Setzt die Ukraine mit dem Gaspreis unter Druck: Wladimir Putin

(Foto: Bloomberg)

Putins Form von Mitgefühl möchte man lieber nicht abbekommen. Moskau sorgt sich öffentlich um die Menschen in der Ukraine - doch gleichzeitig setzt sie den Gaspreis dafür ein, um die neue Regierung in Kiew unter Druck zu setzen.

Ein Kommentar von Julian Hans, Moskau

Putins Brief an Europas Gazprom-Kunden ist eine Drohung, getarnt als Fürsorge. Die Ukraine steht vor der Pleite. Im März hatte Gazprom den Rabatt für die Ukraine gekündigt und den Preis von 268,5 Dollar für 1000 Kubikmeter Gas auf 385,5 Dollar angehoben. Nach der Annexion der Krim erklärte Moskau ein Abkommen für nichtig, das für die Nutzung des Flottenstützpunkts in Sewastopol einen Nachlass bei den Gaspreisen vorsah und erhöhte noch einmal um 100 Dollar. Russland hat sich die Krim genommen, Kiew soll dafür zahlen.

Putin beruft sich jetzt darauf, dass es einen vertraglich festgelegten Preis gebe. Der wurde 2009 mit Julia Timoschenko vereinbart, als ihr Volk fror und Wahlen anstanden. Dass sie damals dem überhöhten Preisen zugestimmt hat, wurde später als Vorwand genutzt, um sie ins Gefängnis zu bringen. Dass der Preis unbezahlbar ist, ist beabsichtigt. Rabatte werden für Gefügigkeit gewährt.

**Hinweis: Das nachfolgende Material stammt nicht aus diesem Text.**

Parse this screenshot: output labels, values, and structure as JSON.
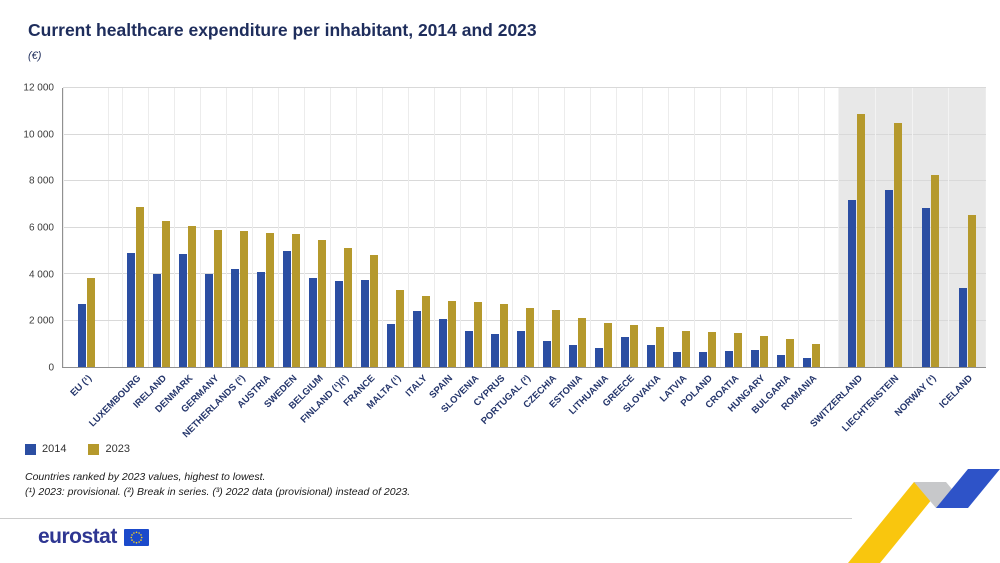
{
  "title": "Current healthcare expenditure per inhabitant, 2014 and 2023",
  "subtitle": "(€)",
  "legend": {
    "items": [
      {
        "label": "2014",
        "color": "#2b4ea2"
      },
      {
        "label": "2023",
        "color": "#b5992c"
      }
    ]
  },
  "footnotes": {
    "line1": "Countries ranked by 2023 values, highest to lowest.",
    "line2": "(¹) 2023: provisional. (²) Break in series. (³) 2022 data (provisional) instead of 2023."
  },
  "footer": {
    "brand": "eurostat"
  },
  "chart_data": {
    "type": "bar",
    "title": "Current healthcare expenditure per inhabitant, 2014 and 2023",
    "ylabel": "(€)",
    "ylim": [
      0,
      12000
    ],
    "ytick_step": 2000,
    "ytick_labels": [
      "0",
      "2 000",
      "4 000",
      "6 000",
      "8 000",
      "10 000",
      "12 000"
    ],
    "grid": true,
    "legend_position": "bottom-left",
    "series_names": [
      "2014",
      "2023"
    ],
    "series_colors": {
      "2014": "#2b4ea2",
      "2023": "#b5992c"
    },
    "sections": [
      {
        "id": "eu",
        "shaded": false,
        "categories": [
          "EU (¹)"
        ],
        "series": [
          {
            "name": "2014",
            "values": [
              2700
            ]
          },
          {
            "name": "2023",
            "values": [
              3850
            ]
          }
        ]
      },
      {
        "id": "eu-members",
        "shaded": false,
        "categories": [
          "LUXEMBOURG",
          "IRELAND",
          "DENMARK",
          "GERMANY",
          "NETHERLANDS (²)",
          "AUSTRIA",
          "SWEDEN",
          "BELGIUM",
          "FINLAND (¹)(²)",
          "FRANCE",
          "MALTA (¹)",
          "ITALY",
          "SPAIN",
          "SLOVENIA",
          "CYPRUS",
          "PORTUGAL (²)",
          "CZECHIA",
          "ESTONIA",
          "LITHUANIA",
          "GREECE",
          "SLOVAKIA",
          "LATVIA",
          "POLAND",
          "CROATIA",
          "HUNGARY",
          "BULGARIA",
          "ROMANIA"
        ],
        "series": [
          {
            "name": "2014",
            "values": [
              4900,
              4000,
              4850,
              4000,
              4200,
              4100,
              5000,
              3850,
              3700,
              3750,
              1850,
              2400,
              2050,
              1550,
              1400,
              1550,
              1100,
              950,
              800,
              1300,
              950,
              650,
              650,
              700,
              750,
              500,
              400
            ]
          },
          {
            "name": "2023",
            "values": [
              6900,
              6300,
              6050,
              5900,
              5850,
              5750,
              5700,
              5450,
              5100,
              4800,
              3300,
              3050,
              2850,
              2800,
              2700,
              2550,
              2450,
              2100,
              1900,
              1800,
              1700,
              1550,
              1500,
              1450,
              1350,
              1200,
              1000
            ]
          }
        ]
      },
      {
        "id": "efta",
        "shaded": true,
        "categories": [
          "SWITZERLAND",
          "LIECHTENSTEIN",
          "NORWAY (³)",
          "ICELAND"
        ],
        "series": [
          {
            "name": "2014",
            "values": [
              7200,
              7600,
              6850,
              3400
            ]
          },
          {
            "name": "2023",
            "values": [
              10900,
              10500,
              8250,
              6550
            ]
          }
        ]
      }
    ]
  }
}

Es gibt eine Form von Mitgefühl, die möchte man lieber nicht abbekommen. Wenn Russlands Finanzminister sagt, er sorge sich in Anbetracht unbezahlter Gasrechnungen um die Ukraine, wenn er an den nächsten Winter denke. Wenn Russlands Außenminister wieder betont, die Unruhen in der Ukraine bereiteten seinem Land größte Sorgen. Dann ist das so, als wenn der Klassenstärkste dem Schwächsten ein Bein stellt und sich maliziöse erkundet: "Hast du dir wehgetan?"